FORGET about the Grand Slam. It starts all over again right now as Wales prepare to take on the three Southern Hemisphere giants this month.
Great achievement though the Triple Crown and Grand Slam was coming so soon after Wales’ disastrous exit from the World Cup, it gets really serious now as Wales get ready to take a big step up.
First are world champions South Africa at the Millennium Stadium on Saturday followed by a lesser test against Canada, then it’s New Zealand and finally come Australia.
Wales will have home advantage each time which should be a big help, but in reality it hasn’t been in the past for Wales have beaten the Springboks just once in 22 attempts, they last got the better of the All Blacks as far back as 1953 and though they’ve had more success against the Wallabies they haven’t defeated them for three years.
So it’s a tall order, but the bar has been significantly raised since Warren Gatland took over as coach after the World Cup debacle. Expectations have grown among the fans and Gatland himself is now eager for the next challenge which is testing himself as well as his team against the best the southern hemisphere has to offer.
He hasn’t been helped by all the politics which have gone on recently and deprived him of the squad members last weekend because the regions refused to release the players from the final group EDF Energy cup-ties.
But that is lying dormant - to be raised again once the autumn series is over, you can be sure - so the countdown is on to the first hurdle against the world champions.
Wales have a point to prove for they played two Tests in South Africa in June and lost both, though the second was a distinct improvement on the first.
They were without key players like Martyn Williams and Mike Phillips (still out) but still showed enough second time around, when they lost only in the closing stages, to prove they can give the Springboks a run for their money.
Wales can also take advantage of a South Africa squad, or management, which seems undecided about which way they want to play at the moment.
Their traditional strengths are to blast opponents out of their path with a physical, heavyweight pack who basically bully the opposition.
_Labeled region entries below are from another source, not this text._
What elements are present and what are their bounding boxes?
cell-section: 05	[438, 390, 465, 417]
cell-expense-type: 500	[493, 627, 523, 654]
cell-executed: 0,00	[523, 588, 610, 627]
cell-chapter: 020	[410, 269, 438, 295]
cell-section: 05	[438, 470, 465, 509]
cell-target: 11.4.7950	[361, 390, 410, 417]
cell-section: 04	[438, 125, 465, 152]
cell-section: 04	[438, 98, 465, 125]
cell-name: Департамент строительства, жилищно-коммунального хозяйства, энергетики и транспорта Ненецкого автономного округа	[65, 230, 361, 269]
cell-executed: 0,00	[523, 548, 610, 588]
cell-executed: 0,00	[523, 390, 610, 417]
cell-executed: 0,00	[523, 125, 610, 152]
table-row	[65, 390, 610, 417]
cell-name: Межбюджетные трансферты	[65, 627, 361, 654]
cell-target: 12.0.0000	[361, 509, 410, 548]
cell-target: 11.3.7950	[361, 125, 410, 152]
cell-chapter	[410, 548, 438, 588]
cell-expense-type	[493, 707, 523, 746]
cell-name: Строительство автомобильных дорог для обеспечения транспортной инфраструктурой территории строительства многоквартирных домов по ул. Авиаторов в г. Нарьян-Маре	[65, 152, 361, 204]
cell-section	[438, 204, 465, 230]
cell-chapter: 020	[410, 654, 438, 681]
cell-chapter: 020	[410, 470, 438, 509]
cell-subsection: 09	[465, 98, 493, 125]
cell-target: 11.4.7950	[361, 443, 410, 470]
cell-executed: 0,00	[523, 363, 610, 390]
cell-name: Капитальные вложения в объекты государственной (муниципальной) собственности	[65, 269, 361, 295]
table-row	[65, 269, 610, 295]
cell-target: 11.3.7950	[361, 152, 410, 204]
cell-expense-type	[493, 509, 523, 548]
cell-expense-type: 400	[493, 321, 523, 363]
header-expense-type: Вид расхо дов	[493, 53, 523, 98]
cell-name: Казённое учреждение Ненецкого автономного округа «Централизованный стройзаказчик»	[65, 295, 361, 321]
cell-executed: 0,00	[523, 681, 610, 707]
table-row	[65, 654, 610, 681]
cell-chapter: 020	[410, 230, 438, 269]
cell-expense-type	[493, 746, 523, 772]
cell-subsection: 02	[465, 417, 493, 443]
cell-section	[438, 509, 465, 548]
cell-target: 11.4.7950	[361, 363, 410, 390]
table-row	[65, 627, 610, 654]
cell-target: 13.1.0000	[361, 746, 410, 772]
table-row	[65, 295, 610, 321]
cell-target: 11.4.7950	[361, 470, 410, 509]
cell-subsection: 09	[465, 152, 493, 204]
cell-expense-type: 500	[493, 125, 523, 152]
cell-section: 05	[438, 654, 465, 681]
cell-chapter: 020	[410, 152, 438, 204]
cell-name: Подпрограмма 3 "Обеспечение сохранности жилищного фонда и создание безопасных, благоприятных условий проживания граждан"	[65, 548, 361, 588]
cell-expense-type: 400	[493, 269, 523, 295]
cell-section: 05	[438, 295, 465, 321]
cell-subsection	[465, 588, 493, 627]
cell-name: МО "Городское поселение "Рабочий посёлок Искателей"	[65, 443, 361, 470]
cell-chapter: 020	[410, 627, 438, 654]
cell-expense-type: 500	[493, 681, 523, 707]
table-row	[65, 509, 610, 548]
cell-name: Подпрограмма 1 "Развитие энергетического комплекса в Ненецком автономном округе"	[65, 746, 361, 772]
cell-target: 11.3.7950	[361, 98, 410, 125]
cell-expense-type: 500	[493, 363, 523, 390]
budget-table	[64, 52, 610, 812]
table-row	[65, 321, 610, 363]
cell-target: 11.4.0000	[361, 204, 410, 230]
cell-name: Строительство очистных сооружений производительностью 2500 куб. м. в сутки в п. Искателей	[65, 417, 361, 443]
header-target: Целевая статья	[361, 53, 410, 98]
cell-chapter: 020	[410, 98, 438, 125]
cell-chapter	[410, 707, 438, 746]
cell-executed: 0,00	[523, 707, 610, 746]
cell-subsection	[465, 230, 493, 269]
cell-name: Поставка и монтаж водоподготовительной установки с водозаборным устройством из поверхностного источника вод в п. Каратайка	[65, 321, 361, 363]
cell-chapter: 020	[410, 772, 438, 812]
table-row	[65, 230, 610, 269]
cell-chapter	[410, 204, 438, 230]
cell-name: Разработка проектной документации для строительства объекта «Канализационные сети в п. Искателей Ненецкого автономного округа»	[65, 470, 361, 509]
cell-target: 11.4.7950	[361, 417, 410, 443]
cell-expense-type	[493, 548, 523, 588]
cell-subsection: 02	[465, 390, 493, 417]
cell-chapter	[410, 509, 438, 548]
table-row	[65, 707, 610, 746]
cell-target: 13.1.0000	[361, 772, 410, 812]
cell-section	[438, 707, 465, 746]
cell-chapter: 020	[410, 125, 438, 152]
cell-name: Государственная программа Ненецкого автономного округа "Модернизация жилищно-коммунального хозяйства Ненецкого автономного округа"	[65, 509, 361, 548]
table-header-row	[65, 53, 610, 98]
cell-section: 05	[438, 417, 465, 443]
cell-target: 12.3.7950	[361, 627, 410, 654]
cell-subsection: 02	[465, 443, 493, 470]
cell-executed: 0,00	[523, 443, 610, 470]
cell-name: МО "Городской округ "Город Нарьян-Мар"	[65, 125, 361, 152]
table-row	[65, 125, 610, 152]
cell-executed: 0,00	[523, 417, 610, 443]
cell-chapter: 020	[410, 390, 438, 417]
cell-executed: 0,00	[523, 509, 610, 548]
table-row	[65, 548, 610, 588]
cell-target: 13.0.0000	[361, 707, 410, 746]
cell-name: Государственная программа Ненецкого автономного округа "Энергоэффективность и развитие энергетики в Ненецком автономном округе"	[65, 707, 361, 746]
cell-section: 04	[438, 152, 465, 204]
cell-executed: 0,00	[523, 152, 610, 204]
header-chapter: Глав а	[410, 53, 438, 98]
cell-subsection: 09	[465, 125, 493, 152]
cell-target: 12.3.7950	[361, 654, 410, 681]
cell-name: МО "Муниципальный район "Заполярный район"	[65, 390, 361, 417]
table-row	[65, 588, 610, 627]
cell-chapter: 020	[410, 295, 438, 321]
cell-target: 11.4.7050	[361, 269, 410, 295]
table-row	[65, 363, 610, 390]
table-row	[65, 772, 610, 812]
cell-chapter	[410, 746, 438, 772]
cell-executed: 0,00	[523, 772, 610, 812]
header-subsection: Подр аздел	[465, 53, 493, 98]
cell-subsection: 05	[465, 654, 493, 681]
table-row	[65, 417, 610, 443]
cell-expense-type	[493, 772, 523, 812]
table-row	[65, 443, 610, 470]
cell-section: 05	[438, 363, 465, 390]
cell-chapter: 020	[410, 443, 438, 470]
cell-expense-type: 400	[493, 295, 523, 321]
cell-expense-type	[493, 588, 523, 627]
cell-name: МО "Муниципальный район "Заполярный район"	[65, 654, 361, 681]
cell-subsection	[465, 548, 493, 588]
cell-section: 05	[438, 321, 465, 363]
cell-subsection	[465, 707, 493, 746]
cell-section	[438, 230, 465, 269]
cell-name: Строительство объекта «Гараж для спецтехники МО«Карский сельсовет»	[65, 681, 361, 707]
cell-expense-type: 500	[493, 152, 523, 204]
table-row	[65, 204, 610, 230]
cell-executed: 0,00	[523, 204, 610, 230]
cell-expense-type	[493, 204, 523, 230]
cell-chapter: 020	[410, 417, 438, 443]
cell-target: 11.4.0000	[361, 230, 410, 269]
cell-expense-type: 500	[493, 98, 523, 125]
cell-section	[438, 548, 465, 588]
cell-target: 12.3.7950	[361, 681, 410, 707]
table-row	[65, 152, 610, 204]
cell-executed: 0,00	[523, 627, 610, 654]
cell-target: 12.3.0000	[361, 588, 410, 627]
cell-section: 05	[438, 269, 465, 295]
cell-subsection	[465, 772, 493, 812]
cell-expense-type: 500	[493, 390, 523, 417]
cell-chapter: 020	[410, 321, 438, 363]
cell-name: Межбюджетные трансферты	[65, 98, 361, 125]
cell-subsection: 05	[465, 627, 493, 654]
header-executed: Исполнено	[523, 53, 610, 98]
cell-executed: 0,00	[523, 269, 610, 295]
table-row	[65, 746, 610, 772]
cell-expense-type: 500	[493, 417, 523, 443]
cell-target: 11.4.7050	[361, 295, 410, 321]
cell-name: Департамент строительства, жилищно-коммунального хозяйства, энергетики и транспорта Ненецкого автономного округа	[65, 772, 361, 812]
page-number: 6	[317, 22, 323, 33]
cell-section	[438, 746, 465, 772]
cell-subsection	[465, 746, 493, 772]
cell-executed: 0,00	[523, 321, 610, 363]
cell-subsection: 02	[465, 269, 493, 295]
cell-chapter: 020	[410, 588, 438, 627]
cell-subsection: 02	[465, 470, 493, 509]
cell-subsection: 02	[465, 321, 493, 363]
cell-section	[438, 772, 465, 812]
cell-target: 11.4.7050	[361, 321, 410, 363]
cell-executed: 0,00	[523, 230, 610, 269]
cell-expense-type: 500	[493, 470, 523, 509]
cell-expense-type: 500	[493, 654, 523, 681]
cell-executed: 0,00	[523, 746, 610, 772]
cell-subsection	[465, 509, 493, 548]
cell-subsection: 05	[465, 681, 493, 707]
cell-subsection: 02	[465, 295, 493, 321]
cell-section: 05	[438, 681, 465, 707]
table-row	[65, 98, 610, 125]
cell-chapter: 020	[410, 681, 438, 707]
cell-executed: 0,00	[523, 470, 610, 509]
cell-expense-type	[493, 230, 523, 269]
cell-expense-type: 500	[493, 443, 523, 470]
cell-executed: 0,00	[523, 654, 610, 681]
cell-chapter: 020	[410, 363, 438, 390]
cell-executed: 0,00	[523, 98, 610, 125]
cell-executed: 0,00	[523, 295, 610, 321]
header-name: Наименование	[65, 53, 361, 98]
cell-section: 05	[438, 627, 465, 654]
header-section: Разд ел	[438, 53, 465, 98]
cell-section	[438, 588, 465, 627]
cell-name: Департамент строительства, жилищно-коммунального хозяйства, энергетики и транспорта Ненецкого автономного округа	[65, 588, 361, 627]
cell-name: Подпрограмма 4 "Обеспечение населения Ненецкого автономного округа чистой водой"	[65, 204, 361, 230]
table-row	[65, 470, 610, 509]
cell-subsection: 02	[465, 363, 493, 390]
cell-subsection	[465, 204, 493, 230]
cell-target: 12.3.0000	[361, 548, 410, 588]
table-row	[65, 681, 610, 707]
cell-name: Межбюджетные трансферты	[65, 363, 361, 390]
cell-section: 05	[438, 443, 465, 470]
Then pick a kicking outside half, a Butch James for example, and the plan becomes pretty obvious. Under new coach Peter de Villiers, though, they have tried to play a more expansive game with limited success because they came bottom in this year’s Tri Nations, even if they did achieve a memorable win in New Zealand.
They could easily fall between two stools and it will be up to Wales to exploit that by getting among them right from the off.
De Villiers is also experimenting in two positions. He has left James out of the touring party with the intention of trying Ruan Pienaar in the pivotal position, though normally a scrum half, but clearly versatile for his one appearance in last year’s World Cup was at full back against Tonga.
And there is also speculation that Springbok captain John Smit will switch to tight head prop instead of the hooker position he has occupied all his career – a really strange one that.
On the other hand the Ospreys, who form the bulk of the Welsh team, have been strangely off form and haven’t performed at anywhere near their best which must be a worry.
Particularly fallible has been their line-out which is another concern for Wales given that two members of the Ospreys trio of Ian Gough, Ian Evans and Alun Wyn Jones are the Wales locks, though another Osprey, Jonathan Thomas is the line-out caller and he has been ruled out.
Gatland will, nevertherless, use the time at his disposal this week to remind the players of some core values, instil in them a sharp dose of reality and drill home what wearing the jersey means. Does it take a New Zealander to do that? It does to drive the matter home it appears.
Gatland won’t be drawn on what he would regard as a success from the autumn series because he doesn’t want to be nailed by any predictions, but the absolute minimum would be one victory over the big three, two would be terrific and three would be the stuff of fairy tales. I have an awful feeling it’ll be none.